Si alzò in piedi di scatto per il disgusto, nonostante la caviglia gli dolesse.
Poi si allontanò zoppicando, alla ricerca di una via di fuga.
Si appoggiò a una parete e la percorse in tutta la sua lunghezza fino a che non vide una piccola apertura, a forma di arco, dinnanzi a se.
Entrò ritrovandosi in una stanza completamente diversa.
C’erano ragnatele, o frammenti di esse, sparse ovunque. Proseguì lentamente scostandone qualcuna fino a che non si ritrovò in un'altra stanza più grande.
Si guardò ancora attorno, la volta rocciosa della caverna era completamente ricoperta da una ragnatela di grosse dimensioni.
Appesi al soffitto c’erano diversi corpi penzolanti, difficile stabilire chi o cosa fossero, avvolti accuratamente in diversi involucri appiccicosi.
Un brivido scese lungo la sua schiena. Iniziò lentamente a indietreggiare tenendo lo sguardo fisso verso quella strana ragnatela.
Era talmente sbigottito che non si accorse di urtare contro un qualcosa di molliccio alle sue spalle.
Sostò per qualche secondo paralizzato dalla paura, poi si voltò e rimase completamente spiazzato da ciò che vide.
Appeso alle sue spalle c’era un altro di quegli involucri appiccicosi, ma la cosa ancora più inquietante era il fatto che si poteva benissimo riconoscere il corpo di un halfling all’interno di essso.
Non poté fare a meno di lasciarsi scappare un urlo che echeggiò nella caverna.
Mirmo avvertì qualcosa alle sue spalle. Qualcosa si muoveva zampettando velocemente.
Si voltò di colpo puntando la luce in quella direzione. Ma niente, il suono cessò.

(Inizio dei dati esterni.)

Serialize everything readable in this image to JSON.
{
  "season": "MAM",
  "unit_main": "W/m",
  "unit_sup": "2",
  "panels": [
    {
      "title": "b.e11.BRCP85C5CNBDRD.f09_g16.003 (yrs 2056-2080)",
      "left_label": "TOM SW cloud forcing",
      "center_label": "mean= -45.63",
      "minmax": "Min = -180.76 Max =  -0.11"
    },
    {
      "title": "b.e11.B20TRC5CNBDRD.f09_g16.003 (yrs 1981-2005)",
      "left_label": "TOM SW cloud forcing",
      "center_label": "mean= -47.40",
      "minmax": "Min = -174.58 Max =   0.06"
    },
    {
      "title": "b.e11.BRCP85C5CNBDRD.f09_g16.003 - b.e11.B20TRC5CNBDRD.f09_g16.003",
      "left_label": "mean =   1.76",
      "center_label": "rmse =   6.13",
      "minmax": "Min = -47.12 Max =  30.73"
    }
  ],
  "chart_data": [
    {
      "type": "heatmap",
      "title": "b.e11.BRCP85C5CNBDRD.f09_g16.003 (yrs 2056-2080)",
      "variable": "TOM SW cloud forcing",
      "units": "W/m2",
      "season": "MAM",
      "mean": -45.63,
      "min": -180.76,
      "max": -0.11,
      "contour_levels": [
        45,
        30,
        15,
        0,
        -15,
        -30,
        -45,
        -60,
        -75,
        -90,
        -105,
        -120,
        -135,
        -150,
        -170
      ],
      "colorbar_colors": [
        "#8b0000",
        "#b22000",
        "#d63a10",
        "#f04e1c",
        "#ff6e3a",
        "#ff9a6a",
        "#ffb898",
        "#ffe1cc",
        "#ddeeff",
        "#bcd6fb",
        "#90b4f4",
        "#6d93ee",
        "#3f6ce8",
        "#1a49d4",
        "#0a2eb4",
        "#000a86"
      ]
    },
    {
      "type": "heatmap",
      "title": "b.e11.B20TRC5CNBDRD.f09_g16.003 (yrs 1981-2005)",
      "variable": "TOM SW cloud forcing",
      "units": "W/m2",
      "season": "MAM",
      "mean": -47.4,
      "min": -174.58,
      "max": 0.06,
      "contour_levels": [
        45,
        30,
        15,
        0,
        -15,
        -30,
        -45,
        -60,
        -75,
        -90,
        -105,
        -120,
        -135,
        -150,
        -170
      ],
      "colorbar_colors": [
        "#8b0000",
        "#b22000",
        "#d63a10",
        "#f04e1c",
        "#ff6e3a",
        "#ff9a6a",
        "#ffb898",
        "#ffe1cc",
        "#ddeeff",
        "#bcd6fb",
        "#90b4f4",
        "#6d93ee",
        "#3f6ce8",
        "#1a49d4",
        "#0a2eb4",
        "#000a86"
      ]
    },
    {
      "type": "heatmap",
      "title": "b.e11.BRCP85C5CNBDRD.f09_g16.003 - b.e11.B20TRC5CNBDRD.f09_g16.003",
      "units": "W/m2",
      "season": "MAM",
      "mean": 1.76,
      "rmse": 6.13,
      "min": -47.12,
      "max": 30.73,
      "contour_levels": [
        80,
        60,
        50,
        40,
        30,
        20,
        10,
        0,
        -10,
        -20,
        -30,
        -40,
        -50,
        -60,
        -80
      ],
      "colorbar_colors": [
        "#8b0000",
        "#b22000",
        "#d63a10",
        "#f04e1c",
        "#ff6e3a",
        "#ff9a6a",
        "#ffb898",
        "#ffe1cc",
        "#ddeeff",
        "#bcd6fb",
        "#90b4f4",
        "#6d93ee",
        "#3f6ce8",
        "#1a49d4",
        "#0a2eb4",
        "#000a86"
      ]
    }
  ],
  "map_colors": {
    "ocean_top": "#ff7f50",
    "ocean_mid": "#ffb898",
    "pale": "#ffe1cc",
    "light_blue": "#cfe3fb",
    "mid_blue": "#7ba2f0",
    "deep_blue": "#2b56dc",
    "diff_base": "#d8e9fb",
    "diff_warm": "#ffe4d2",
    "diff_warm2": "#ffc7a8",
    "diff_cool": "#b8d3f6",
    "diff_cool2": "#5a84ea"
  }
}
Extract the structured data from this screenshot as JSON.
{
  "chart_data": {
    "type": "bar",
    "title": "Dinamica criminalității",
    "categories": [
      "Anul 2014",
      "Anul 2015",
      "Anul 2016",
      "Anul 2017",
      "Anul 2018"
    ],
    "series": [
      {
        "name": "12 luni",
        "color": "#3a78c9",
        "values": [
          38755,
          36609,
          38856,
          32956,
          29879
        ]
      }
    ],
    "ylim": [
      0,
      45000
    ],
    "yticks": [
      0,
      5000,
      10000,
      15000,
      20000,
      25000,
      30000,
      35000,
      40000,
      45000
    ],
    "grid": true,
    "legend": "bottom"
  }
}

Dopo pochi secondi avvertì di nuovo il suono, ma questa volta sopra la sua testa. Puntò rapidamente la luce, ma non c’era nulla sul soffitto.
Non era certo una buona idea rimanere lì. Il piccolo halfling iniziò a correre, purtroppo nella direzione sbagliata.
Senza accorgersene finì dritto in un ragnatela, rimanendo impigliato tra i suoi fili appiccicosi. Cercò di divincolarsi, ma sembrava tutto inutile.
Dopo diversi tentativi riuscì a liberare un braccio, poi un altro fino a liberarsi completamente.
Ma quando fu quasi libero avvertì un dolore dietro la spalla seguito da un bruciore intenso.
La vista iniziò ad annebbiarsi, i muscoli si intorpidirono e perse così il controllo dell’incantesimo, la luce si spense. Sentiva qualcosa sopra di lui che si muoveva rapidamente, lunghe zampe lo sfioravano avvolgendolo lentamente in una sostanza appiccicosa.
Non riusciva più a muovere un muscolo, era chiaro che le forze lo stavano abbandonando. Poi anche gli ultimi sensi si spensero e non vide ne udì più nulla.


[1]Halfling: umanoide di bassa statura, simile agli umani nell’aspetto. Hanno orecchie leggermente a punta e i loro piedi sono lunghi e tozzi.